Once upon a time, cycads were the go-to snack for dinosaurs roaming the land. These ancient plants played a crucial role in sustaining prehistoric creatures during the Mesozoic Era, which began a whopping 252 million years ago. Back then, cycads were abundant in the forest understory. Fast forward to today, and only a handful of these palm-like plants remain, surviving in tropical and subtropical habitats.

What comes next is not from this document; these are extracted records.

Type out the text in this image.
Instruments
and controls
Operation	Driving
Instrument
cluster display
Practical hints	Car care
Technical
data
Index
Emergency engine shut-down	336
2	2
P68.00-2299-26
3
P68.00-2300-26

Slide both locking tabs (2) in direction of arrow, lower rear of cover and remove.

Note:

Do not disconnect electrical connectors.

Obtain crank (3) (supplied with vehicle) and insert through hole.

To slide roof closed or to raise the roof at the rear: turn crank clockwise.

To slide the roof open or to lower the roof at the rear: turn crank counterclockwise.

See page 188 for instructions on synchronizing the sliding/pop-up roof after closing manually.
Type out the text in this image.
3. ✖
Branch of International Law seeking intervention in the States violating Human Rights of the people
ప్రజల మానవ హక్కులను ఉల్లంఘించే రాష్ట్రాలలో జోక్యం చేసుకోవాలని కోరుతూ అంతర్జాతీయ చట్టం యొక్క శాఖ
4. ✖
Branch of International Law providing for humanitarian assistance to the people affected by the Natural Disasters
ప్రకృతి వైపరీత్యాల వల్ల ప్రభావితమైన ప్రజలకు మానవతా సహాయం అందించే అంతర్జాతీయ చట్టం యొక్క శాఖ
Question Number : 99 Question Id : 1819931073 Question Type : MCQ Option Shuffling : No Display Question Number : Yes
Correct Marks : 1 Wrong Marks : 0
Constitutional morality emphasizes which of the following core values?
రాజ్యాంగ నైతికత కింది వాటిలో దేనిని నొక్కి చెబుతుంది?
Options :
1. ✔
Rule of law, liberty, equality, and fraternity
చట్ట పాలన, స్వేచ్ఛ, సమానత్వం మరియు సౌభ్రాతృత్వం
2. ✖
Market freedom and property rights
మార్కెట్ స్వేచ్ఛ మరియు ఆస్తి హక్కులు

Just like their dinosaur companions, most cycads have gone extinct. Their disappearance from their original homes started during the late Mesozoic and continued into the early Cenozoic Era. This period was marked by catastrophic events like asteroid impacts and volcanic activity, which occurred around 66 million years ago and are known as the K-Pg boundary. However, unlike the dinosaurs, a few groups of cycads managed to survive until the present day.
A recent study published in the journal Nature Ecology & Evolution titled “Nitrogen Isotopes Reveal Independent Origins of N2-Fixing Symbiosis in Extant Cycad Lineages” sheds light on how these surviving cycad species managed to endure. The study found that these cycads relied on symbiotic bacteria in their roots to obtain nitrogen, which is essential for their growth. Similar to modern legumes and other nitrogen-fixing plants, these cycads exchange sugars with the bacteria in their roots in return for nitrogen extracted from the atmosphere.
Lead author Michael Kipp was particularly intrigued by the fact that the tissues of nitrogen-fixing plants can provide insights into the composition of the atmosphere they grew in. To explore this further, Kipp combined geochemistry with the fossil record during his Ph.D. work at the University of Washington. He analyzed ancient plant fossils to gain a different perspective on past atmospheres. Most of the fossils turned out to be from extinct cycad lineages that were not nitrogen-fixers. This discovery shifted the focus from atmospheric composition to the changing ecology of these plants over time.
Kipp, who dedicated nearly a decade to this research, first at UW and then as a postdoctoral researcher at CalTech, is now joining the Duke faculty as an assistant professor of Earth and Climate Sciences in the Nicholas School of the Environment. His goal is to continue using the fossil record to unravel Earth’s climate history, ultimately helping us understand its potential future.
Traditionally, our knowledge of ancient atmospheres has come from studying chemical traces in ancient sea life and sediments. Kipp’s work introduces a new approach by applying similar methods to terrestrial plants. “When we started this project, there were no published nitrogen isotope data from fossilized plant foliage,” Kipp explained. It took time to refine the method and obtain samples of precious plant fossils that museum curators were hesitant to part with. However, in the few surviving cycad lineage fossils that were relatively young (around 20-30 million years old), Kipp discovered the same nitrogen signature as seen in present-day cycads. This finding confirmed that their nitrogen came from symbiotic bacteria. In contrast, the older and extinct cycad fossils lacked this nitrogen signature.
The exact role of nitrogen fixation in the survival of cycads remains unclear. It may have helped them adapt to the drastic climate changes or allowed them to outcompete the rapidly growing angiosperm plants that thrived after the extinction event. Perhaps it was a combination of both factors. Regardless, Kipp believes that this new technique has immense potential for further exploration and understanding.
In conclusion, the study of cycads and their nitrogen-fixing abilities provides valuable insights into Earth’s ancient climate history. By examining the fossil record, scientists like Kipp can piece together the puzzle of our planet’s past, ultimately guiding us towards a better understanding of its future.